Проявлением типичного для средневековья культа физической мощи была страсть к силовым единоборствам. Мужские соревнования в силе — не просто игры, но и военные тренировки.
Рис. 39. Борцы.
«Псалтирь королевы Марии» (f. 160 ν)Борцы в романской скульптуре символизировали Гнев — один из смертных грехов, служили аллегорией Раздора (табл. 71, 4, 5).{825}
Иной раз их изображали хватающими друг друга за волосы и бороды, но чаще — в борьбе по всем правилам. На столбе портала церкви в Суйаке три пары борцов размещены по вертикали. Их считают персонификацией Раздора и Гнева, так как на другой стороне столба в ожесточенной битве переплелись демонические чудовища (табл. 71, 3).{826} Напротив, по иному толкованию борцы, попирающие драконов, в тектонической композиции столба означали духовную силу верующих, которая, в противовес дьявольским козням, поддерживает здание вселенской церкви. Подтверждением служит внешность соперников: бородатый мужчина преклонных лет схватился с молодым атлетом. Согласно комментаторам Библии (Рабан Мавр, Гуго Сен-Викторский), старцы и отроки воплощали могущество Господа.{827} «Слава юношей — сила их, а украшение стариков — седина» (Притч., 20, 29).В Часослове XIV в. за исходом единоборства борцов следит птица с подковой в клюве (табл. 71, 3) — возможно, неумелое изображение страуса, который, согласно бестиариям, способен съедать железные подковы.
Рис. 40. Солнце и его «дети»
«Домашняя книга». Германия, XV в. (на заднем плане изображены силовые состязания: метание камней, борьба, фехтование на шестах)

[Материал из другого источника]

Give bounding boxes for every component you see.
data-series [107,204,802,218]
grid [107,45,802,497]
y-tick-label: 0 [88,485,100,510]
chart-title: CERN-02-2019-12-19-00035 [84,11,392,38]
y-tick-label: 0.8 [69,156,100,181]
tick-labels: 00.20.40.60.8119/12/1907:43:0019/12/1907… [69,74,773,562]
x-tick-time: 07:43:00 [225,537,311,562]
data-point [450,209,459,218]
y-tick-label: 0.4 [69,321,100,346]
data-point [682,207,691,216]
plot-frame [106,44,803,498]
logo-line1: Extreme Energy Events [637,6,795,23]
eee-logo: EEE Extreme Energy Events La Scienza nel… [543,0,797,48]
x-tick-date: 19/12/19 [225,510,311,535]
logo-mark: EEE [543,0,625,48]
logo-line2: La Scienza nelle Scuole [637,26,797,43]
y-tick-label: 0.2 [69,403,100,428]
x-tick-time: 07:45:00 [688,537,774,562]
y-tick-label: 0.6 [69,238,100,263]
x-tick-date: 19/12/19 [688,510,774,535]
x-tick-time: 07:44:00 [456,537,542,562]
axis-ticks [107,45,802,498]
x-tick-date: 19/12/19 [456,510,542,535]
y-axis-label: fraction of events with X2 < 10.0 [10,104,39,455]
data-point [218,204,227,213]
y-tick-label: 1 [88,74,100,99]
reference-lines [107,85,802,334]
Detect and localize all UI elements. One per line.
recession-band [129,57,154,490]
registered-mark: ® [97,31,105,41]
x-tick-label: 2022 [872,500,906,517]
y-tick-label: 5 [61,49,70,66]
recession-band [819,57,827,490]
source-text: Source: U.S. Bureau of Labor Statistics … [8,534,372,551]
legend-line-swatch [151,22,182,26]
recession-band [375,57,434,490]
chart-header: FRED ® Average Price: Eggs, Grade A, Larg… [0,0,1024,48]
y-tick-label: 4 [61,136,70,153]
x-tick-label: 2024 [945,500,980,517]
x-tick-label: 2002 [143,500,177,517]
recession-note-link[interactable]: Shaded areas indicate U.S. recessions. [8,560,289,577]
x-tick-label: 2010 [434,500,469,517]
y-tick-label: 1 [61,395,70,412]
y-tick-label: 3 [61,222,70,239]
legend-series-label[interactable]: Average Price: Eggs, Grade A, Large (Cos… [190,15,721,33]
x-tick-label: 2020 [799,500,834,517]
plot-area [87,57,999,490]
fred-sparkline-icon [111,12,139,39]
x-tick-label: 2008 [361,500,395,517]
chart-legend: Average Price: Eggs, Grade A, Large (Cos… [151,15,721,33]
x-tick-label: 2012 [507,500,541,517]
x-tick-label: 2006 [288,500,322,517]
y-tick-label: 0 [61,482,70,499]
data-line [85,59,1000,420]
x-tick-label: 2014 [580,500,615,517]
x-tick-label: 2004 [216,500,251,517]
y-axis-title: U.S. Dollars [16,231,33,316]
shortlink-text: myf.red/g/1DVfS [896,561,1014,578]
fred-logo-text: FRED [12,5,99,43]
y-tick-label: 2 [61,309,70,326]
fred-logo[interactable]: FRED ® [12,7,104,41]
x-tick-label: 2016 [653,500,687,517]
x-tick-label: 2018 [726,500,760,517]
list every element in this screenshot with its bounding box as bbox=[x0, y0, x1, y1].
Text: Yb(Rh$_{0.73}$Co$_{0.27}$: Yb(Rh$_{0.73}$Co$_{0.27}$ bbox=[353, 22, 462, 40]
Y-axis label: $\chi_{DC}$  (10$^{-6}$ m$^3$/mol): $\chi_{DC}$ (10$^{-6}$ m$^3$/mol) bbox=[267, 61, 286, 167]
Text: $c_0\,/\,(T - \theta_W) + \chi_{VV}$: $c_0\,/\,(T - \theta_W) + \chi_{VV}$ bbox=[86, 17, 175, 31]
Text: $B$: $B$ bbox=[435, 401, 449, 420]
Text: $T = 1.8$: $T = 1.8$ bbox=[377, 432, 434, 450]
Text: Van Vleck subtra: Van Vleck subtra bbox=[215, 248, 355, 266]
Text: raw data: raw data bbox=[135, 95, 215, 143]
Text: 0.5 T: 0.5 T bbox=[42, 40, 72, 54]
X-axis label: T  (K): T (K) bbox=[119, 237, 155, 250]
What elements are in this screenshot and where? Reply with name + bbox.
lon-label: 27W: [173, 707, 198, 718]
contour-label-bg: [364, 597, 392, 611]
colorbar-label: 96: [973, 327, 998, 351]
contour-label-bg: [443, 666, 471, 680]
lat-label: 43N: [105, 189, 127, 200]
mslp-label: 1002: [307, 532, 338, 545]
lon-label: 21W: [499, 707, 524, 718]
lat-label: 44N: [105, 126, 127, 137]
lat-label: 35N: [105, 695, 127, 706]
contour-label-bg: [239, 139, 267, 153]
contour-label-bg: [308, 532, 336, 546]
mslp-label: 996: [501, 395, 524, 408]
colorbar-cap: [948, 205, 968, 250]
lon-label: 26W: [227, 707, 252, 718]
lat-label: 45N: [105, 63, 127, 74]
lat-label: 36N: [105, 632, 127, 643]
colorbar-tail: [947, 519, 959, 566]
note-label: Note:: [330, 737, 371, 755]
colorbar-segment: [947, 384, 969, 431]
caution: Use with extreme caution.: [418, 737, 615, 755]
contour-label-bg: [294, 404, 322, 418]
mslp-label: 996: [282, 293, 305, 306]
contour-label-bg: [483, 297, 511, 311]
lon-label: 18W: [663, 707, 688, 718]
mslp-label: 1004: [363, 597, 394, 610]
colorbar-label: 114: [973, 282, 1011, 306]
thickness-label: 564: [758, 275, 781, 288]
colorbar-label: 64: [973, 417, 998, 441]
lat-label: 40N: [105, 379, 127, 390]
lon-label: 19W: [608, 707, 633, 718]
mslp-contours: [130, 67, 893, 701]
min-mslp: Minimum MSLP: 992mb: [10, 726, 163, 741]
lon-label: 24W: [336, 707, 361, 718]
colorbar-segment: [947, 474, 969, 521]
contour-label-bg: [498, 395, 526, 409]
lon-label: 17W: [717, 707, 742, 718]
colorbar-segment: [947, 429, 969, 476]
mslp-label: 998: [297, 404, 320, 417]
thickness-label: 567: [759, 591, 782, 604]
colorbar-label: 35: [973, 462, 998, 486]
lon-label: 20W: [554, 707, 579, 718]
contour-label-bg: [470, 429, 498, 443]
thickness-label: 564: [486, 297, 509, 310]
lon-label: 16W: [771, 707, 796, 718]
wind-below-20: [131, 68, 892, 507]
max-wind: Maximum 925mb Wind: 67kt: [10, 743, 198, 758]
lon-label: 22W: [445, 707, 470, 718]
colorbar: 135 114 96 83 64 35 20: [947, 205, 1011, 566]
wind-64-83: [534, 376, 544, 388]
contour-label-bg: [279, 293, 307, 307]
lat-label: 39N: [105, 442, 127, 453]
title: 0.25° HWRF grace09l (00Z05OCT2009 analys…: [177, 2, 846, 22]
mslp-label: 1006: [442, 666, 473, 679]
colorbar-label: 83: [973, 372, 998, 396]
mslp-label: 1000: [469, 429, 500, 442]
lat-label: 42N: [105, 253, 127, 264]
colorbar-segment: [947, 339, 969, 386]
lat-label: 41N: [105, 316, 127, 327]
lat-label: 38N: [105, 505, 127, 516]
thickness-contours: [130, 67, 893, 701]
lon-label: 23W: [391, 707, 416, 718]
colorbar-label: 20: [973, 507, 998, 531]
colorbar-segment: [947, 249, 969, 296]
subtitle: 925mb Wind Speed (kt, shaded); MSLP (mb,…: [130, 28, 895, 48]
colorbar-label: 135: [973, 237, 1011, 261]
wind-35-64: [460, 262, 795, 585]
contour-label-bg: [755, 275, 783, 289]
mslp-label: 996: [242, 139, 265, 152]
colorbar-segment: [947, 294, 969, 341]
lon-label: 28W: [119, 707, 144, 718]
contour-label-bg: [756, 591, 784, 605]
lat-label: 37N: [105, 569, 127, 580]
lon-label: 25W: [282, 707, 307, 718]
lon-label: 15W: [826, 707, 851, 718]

В силовой игре под названием «pick-a-back» (на спине) соревновались две пары. Верхний участник состязания, оседлав своего партнера, должен был стащить противника с его «коня» (табл. 72, 1, 2).{828}
У Брейгеля в «Детских играх» верхние мальчики ведут борьбу, держась за ремень. В пародийных сценках роль борцов исполняли обезьяны (Легендарий, БАН, F. 403, f. 111). В «Романе об Александре» (л. 3) двое юношей, размахивая руками, пытаются столкнуть друг друга со скамейки.Рис. 41. Игры с метанием камня
. «Псалтирь Лутрелла» (f. 198)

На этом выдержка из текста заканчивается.